Perhaps even better for the company is that this wasn't a sign of a plateau, but rather the result of steady ongoing growth. Just during the first quarter of 2015, the company reported that it was serving over 549 million users a month, which means just two quarters later, it had actively cleared 600 million, gaining around 10 percent.
Admittedly, it's still lagging behind competitors in the field; the app needs another 200 million or so to match the levels posted by Facebook (News - Alert)'s WhatsApp. Moreover, WhatsApp seems to have something of a higher growth trend afoot, announcing its 800 million mark in April 2015, while being reportedly only at 700 million in January. Some have even suggested that this pattern has carried on, and now WhatsApp is poised to hit—or may have already cleared—the 900 million active user point. WeChat even has a lot of domestic competition to deal with, including things like the LINE messaging app and KakaoTalk. But WeChat seems to be holding the Asian market well, and some have already suggested that a push in North American marketing might be a help here.
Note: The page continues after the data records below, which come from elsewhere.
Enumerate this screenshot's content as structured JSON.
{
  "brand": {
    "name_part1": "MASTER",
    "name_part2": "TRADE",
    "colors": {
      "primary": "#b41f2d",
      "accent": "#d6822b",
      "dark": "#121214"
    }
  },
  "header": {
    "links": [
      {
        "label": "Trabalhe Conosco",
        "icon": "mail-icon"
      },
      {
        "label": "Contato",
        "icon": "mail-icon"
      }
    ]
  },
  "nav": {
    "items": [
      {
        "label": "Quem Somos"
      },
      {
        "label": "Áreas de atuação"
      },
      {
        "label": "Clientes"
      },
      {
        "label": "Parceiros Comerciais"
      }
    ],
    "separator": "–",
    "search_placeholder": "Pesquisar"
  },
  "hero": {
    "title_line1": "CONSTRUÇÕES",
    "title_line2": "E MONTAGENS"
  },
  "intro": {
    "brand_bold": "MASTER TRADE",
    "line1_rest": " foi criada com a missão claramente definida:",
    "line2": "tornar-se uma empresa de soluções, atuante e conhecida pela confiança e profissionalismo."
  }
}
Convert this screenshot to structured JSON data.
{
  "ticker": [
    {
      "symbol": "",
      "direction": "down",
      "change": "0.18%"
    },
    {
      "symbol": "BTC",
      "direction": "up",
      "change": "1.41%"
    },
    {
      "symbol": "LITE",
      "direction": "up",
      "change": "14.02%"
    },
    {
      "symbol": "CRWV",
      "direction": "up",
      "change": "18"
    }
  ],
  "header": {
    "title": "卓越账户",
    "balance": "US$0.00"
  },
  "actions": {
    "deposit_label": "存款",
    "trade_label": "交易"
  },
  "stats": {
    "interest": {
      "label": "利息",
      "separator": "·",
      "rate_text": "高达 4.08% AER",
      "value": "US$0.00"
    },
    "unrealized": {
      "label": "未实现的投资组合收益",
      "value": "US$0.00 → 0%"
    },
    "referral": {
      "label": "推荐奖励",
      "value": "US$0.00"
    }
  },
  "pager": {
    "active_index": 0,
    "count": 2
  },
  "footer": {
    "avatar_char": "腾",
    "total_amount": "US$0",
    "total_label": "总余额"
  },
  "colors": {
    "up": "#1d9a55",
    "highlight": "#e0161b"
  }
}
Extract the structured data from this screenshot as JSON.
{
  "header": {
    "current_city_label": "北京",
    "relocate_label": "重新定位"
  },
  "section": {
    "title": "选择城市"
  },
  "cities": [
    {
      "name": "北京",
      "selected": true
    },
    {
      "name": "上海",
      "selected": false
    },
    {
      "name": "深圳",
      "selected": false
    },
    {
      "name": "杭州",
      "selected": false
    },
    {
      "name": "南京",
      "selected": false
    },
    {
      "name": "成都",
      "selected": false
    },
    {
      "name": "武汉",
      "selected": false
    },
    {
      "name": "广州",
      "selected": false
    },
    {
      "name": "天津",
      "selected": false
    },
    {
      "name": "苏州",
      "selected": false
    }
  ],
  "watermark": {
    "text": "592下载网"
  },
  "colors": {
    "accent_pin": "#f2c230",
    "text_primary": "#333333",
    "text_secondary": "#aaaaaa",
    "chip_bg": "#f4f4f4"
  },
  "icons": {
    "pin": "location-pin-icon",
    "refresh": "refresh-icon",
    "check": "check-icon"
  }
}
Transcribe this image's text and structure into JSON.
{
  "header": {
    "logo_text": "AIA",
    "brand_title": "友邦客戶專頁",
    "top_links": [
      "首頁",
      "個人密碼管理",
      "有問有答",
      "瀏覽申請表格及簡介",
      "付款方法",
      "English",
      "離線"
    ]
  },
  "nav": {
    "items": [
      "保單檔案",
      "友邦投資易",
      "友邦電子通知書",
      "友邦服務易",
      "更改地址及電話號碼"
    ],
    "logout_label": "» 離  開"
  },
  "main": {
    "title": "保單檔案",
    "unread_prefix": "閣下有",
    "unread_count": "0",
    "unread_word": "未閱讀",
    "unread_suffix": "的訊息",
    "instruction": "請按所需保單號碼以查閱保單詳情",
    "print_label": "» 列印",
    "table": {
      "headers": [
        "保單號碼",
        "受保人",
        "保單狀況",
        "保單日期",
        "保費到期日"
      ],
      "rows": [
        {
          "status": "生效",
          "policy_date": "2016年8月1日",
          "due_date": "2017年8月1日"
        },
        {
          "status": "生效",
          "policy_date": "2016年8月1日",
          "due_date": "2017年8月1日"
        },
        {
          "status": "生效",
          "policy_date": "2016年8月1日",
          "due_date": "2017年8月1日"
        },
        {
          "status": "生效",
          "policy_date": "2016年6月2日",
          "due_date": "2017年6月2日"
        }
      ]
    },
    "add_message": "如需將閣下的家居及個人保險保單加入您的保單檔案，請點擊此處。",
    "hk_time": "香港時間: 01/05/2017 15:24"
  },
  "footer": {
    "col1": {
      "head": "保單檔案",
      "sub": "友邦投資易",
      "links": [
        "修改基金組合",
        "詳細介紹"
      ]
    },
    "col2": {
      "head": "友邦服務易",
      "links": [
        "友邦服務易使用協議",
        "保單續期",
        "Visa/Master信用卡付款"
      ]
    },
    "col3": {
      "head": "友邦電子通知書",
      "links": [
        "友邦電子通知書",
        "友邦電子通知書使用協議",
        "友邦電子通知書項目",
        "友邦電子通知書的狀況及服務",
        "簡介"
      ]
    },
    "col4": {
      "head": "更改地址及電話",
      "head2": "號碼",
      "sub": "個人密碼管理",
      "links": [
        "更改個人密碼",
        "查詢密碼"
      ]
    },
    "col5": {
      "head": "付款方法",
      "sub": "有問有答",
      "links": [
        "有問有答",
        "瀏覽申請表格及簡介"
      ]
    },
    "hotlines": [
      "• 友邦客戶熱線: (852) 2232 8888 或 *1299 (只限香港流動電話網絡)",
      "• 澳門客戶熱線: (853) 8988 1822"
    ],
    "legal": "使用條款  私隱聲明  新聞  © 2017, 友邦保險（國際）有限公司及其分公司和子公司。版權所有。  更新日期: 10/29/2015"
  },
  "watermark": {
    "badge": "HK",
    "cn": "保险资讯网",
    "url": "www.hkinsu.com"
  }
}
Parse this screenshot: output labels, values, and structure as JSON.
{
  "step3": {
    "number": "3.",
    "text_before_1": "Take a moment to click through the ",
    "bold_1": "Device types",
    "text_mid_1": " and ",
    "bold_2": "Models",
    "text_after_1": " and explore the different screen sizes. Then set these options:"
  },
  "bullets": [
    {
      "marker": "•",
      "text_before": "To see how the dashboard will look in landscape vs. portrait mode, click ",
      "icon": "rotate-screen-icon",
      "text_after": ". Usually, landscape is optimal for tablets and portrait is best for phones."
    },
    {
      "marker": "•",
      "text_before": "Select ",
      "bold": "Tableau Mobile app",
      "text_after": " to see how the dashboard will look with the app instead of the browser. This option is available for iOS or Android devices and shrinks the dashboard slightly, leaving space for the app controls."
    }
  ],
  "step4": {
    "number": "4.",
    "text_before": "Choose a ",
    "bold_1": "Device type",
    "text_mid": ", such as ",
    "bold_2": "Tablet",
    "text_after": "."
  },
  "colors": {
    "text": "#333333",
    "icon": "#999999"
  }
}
Additionally, WeChat has a noteworthy package to help defend its user numbers and potentially gain more. WeChat reportedly comes with many things that WhatsApp doesn't, including stickers, video calling, and even a means to record six-second videos. WeChat has made a particular focus of making the app extraordinarily easy to use, and by many reports, seems to have done the job.
If one thing could be gathered from this report, it's that voice over Internet protocol (VoIP) is making incredible headway, and a lot more users are turning to some variant of this service—be it Skype (News - Alert), WeChat, or any of a host of others—to get access to voice service at any distance without paying the per-minute rates of a phone company somewhere. That in turn is going to do some serious damage to phone company profits over the long term. After all, with voice service, there aren't that many ways to differentiate the service; a voice signal goes out, is received, and a new voice signal responds. That's pretty much it. Trying to get extra services in there is kind of limited, so it becomes almost a commodity, and price is the only real way to differentiate.
Still, there are plenty of people out there with regular phone service, and there likely will be until high-speed Internet access is universal. That may be where phone companies make a stand, but by then, the writing may already be on the wall for per-minute voice service. WeChat and its contemporaries, meanwhile, will likely continue to grow unabated, and may be ultimately the hand putting that writing on the wall.